Las Vegas Review
Dec. 9, 2004
WASHINGTON -- The government should build storage farms where nuclear waste can be stockpiled, at least temporarily, in above-ground canisters as a backup to Yucca Mountain, energy experts said in a report Wednesday.
A 16-member commission studying the nation's energy future concluded a new generation of nuclear reactors is needed but will not be built until utilities and the public are convinced the government can take control of radioactive spent fuel.
"No effort should be spared" to complete a Yucca Mountain waste repository, but the government should develop an interim plan, the privately funded National Commission on Energy Policy said in a 128-page report.
It proposed at least two government-operated "dry cask" storage sites, one east of the Mississippi River and one west, "to reduce spent fuel transport burdens."
"This is a proven, safe, inexpensive waste-sequestering technology that would be good for 100 years or more," the commission said.
The storage sites would provide "an interim backup solution against the possibility that Yucca Mountain is further delayed or derailed -- or cannot be adequately expanded," the commission said.
The suggestion got a lukewarm reception from nuclear industry leaders.
"We'd like to move the fuel once, to where it is going to finally stay," said John Kane, senior vice president of government affairs for the Nuclear Energy Institute.
More than two dozen nuclear power plants have built "dry cask" storage facilities on their sites to supplement reactor pools that hold spent fuel assemblies.

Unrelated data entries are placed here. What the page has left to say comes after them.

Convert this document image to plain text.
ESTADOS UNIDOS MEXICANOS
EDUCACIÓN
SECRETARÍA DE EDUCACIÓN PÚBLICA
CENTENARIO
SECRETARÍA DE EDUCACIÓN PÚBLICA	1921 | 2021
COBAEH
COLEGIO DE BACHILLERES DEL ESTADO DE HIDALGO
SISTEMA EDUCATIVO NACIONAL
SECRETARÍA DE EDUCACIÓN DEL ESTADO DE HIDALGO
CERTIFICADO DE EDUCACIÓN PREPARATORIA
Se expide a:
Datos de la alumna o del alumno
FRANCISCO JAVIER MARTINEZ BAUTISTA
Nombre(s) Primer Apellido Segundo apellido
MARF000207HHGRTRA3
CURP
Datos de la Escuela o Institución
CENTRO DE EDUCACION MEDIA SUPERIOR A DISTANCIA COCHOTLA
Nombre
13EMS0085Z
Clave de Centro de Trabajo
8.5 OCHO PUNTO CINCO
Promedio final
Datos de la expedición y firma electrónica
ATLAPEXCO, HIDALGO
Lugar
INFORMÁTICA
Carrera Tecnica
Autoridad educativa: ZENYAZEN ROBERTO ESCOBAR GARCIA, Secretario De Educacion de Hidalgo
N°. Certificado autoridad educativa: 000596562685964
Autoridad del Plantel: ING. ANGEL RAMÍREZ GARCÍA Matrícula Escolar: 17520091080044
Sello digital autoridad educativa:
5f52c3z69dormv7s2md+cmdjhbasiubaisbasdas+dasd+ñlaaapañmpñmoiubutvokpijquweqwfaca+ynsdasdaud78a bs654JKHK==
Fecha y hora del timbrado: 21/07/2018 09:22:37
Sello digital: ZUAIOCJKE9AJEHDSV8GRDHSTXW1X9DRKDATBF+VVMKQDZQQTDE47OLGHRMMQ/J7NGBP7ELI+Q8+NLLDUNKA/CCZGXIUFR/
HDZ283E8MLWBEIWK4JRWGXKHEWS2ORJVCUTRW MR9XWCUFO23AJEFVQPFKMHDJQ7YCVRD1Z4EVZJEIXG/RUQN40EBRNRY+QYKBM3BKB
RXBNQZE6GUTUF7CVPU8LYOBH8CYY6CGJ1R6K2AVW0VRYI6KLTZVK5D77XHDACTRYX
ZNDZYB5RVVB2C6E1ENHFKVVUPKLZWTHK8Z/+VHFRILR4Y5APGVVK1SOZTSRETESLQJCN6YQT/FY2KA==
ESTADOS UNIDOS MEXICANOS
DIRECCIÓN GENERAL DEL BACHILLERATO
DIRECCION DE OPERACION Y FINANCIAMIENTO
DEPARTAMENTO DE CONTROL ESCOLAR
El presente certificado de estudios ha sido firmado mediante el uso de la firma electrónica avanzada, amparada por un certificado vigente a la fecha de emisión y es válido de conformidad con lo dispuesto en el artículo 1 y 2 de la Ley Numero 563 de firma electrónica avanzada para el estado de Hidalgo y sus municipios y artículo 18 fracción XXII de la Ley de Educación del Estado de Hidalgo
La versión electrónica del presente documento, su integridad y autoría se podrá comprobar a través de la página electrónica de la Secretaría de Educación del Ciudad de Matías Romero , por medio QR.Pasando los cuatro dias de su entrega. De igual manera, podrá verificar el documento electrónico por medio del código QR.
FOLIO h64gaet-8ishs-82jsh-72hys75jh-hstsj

The Nuclear Energy Institute said it projects 83 of 103 active reactors will have dry storage by 2050.
Rep. Shelley Berkley, D-Nev., said nuclear utilities should use dry cask storage as an alternative to Yucca Mountain.
"This group is acknowledging that dry cask storage is possible, and if it's possible and safe for 100 years, then why go forward with a multibillion project to put waste at Yucca Mountain," she said.
Industry executives said Wednesday that they expected new efforts when Congress meets in January to pass bills to propel the Yucca Mountain Project forward.
Kane said he expects congressional hearings on the federal court ruling in July that invalidated Environmental Protection Administration radiation health standards for the Nevada repository.
The hearings could spur legislation to reinstate the EPA standard, clearing an obstacle that has hampered the Energy Department.